Сложно подобрать более сильные выражения для того, чтобы описать отсутствие национальной русской идентичности. Может показаться, что это всего лишь мнение одного Чаадаева. Но ведь он высказал, просто в более категоричный форме, мысли, свойственные своему времени. Цитировавшийся выше Киреевский несколькими годами раньше Чаадаева сказал тоже самое: о молодости, об изменчивости, о незрелости и неустойчивости русского народа. Но только Киреевский сделал из этого оптимистичный вывод (всё еще впереди), а Чаадаев остановился на пессимистичном выводе (Россия - какое-то недоразумение, пустоцвет, который должен быть поучением и предостережением всему миру именно потому, что никакого плода на нем не завязалось).

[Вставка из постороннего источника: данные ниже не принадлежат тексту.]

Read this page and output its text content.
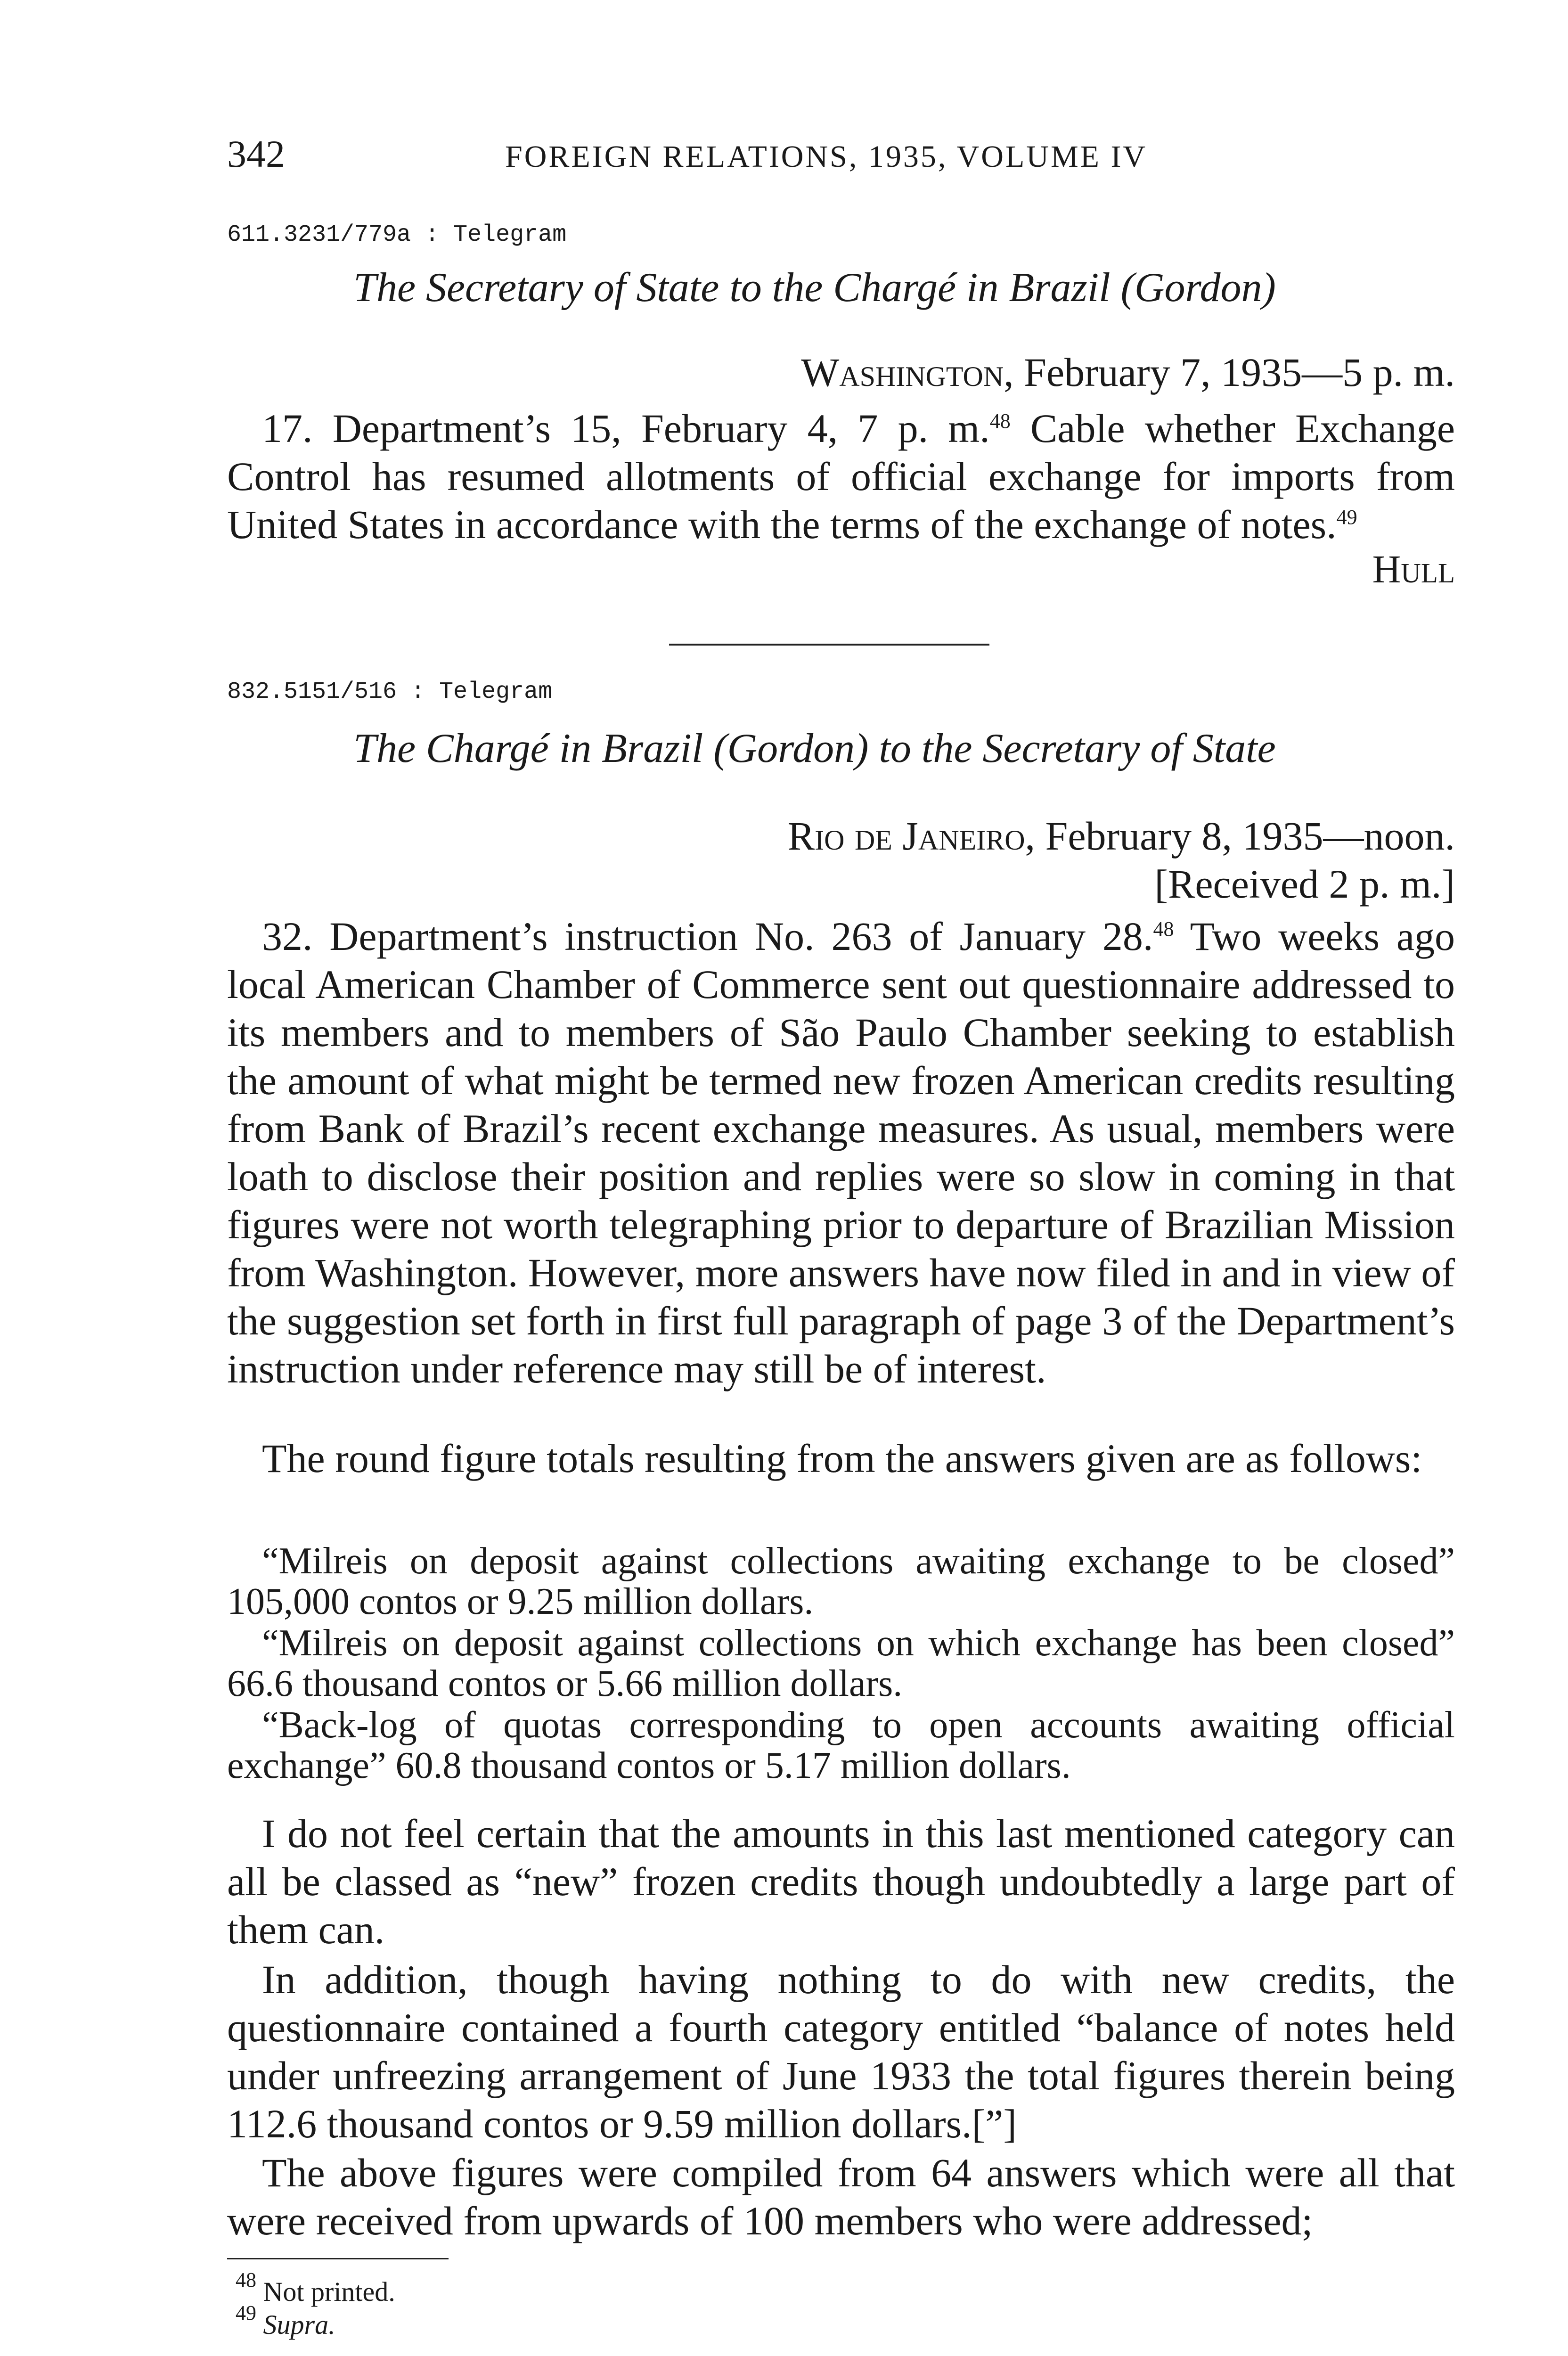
342	FOREIGN RELATIONS, 1935, VOLUME IV
611.3231/779a : Telegram
The Secretary of State to the Chargé in Brazil (Gordon)
Washington, February 7, 1935—5 p. m.
17. Department’s 15, February 4, 7 p. m.$^{48}$ Cable whether Exchange Control has resumed allotments of official exchange for imports from United States in accordance with the terms of the exchange of notes.$^{49}$
Hull
832.5151/516 : Telegram
The Chargé in Brazil (Gordon) to the Secretary of State
Rio de Janeiro, February 8, 1935—noon.
[Received 2 p. m.]
32. Department’s instruction No. 263 of January 28.48 Two weeks ago local American Chamber of Commerce sent out questionnaire addressed to its members and to members of São Paulo Chamber seeking to establish the amount of what might be termed new frozen American credits resulting from Bank of Brazil’s recent exchange measures. As usual, members were loath to disclose their position and replies were so slow in coming in that figures were not worth telegraphing prior to departure of Brazilian Mission from Washington. However, more answers have now filed in and in view of the suggestion set forth in first full paragraph of page 3 of the Department’s instruction under reference may still be of interest.
The round figure totals resulting from the answers given are as follows:
“Milreis on deposit against collections awaiting exchange to be closed” 105,000 contos or 9.25 million dollars.
“Milreis on deposit against collections on which exchange has been closed” 66.6 thousand contos or 5.66 million dollars.
“Back-log of quotas corresponding to open accounts awaiting official exchange” 60.8 thousand contos or 5.17 million dollars.
I do not feel certain that the amounts in this last mentioned category can all be classed as “new” frozen credits though undoubtedly a large part of them can.
In addition, though having nothing to do with new credits, the questionnaire contained a fourth category entitled “balance of notes held under unfreezing arrangement of June 1933 the total figures therein being 112.6 thousand contos or 9.59 million dollars.[”]
The above figures were compiled from 64 answers which were all that were received from upwards of 100 members who were addressed;
$^{48}$ Not printed.
$^{49}$ Supra.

То есть, если можно так выразиться, национальные русские традиции присутствовали в модусе своего отсутствия. Специфика России в том, что у нее, в отличие от других народов, нет специфики. Наша традиция - в отсутствии традиций. Показательно, что первая же попытка в России разрешить вопрос о нашей национальной идентичности пришла к этому парадоксу.

Россия как город Глупов

Чуть позже, уже в 1840-е годы, во времена расцвета славянофильства, была предпринята попытка изжить или, вернее, замаскировать этот парадокс. Национальных традиций славянофилы не разыскали: они просто попытались выдать их отсутствие за некое положительное содержание. То, что у нас ничего нет - это не наш недостаток, но наша специфика, вытекающая из особых свойств русского народа. Собственно, посредством введения мифа о «боголюбивом», «христианнейшем»,  «мирном» русском народе славянофилы и пытались выдать отсутствие за присутствие. Скажем, невыраженность, несформированность у нас личного начала объясняется общинным характером русского народа, чуждого западному эгоизму.  То, что мы не выработали хоть какой-то особенной, свойственной нам формы власти (пусть это хотя бы была восточная неограниченная деспотия), объясняется христианнейшим характером русского народа. Дескать, русские желают поскорее «спихнуть» (например, посредством Земского собора) с себя эту порочную функцию власти, передать ее царю и самоустраниться. Пусть кто-то один властвует, и тогда все остальные не замараются властью. То есть даже славянофильское обоснование самодержавия было не размышлением о специфики системы власти, выработанной русским народом, а оправданием русского анархизма, неприятия и презрения к властвованию.  И, наконец, отсутствие в русской истории осознанной борьбы народа за свои права (всё ограничивалось «бессмысленными  и беспощадными» бунтами, после которых люди становились только бесправнее) славянофилы объясняли миролюбием русского народа, который, в отличие от народов Запада, всегда жил в гармонии с властью, сам призывал ее. 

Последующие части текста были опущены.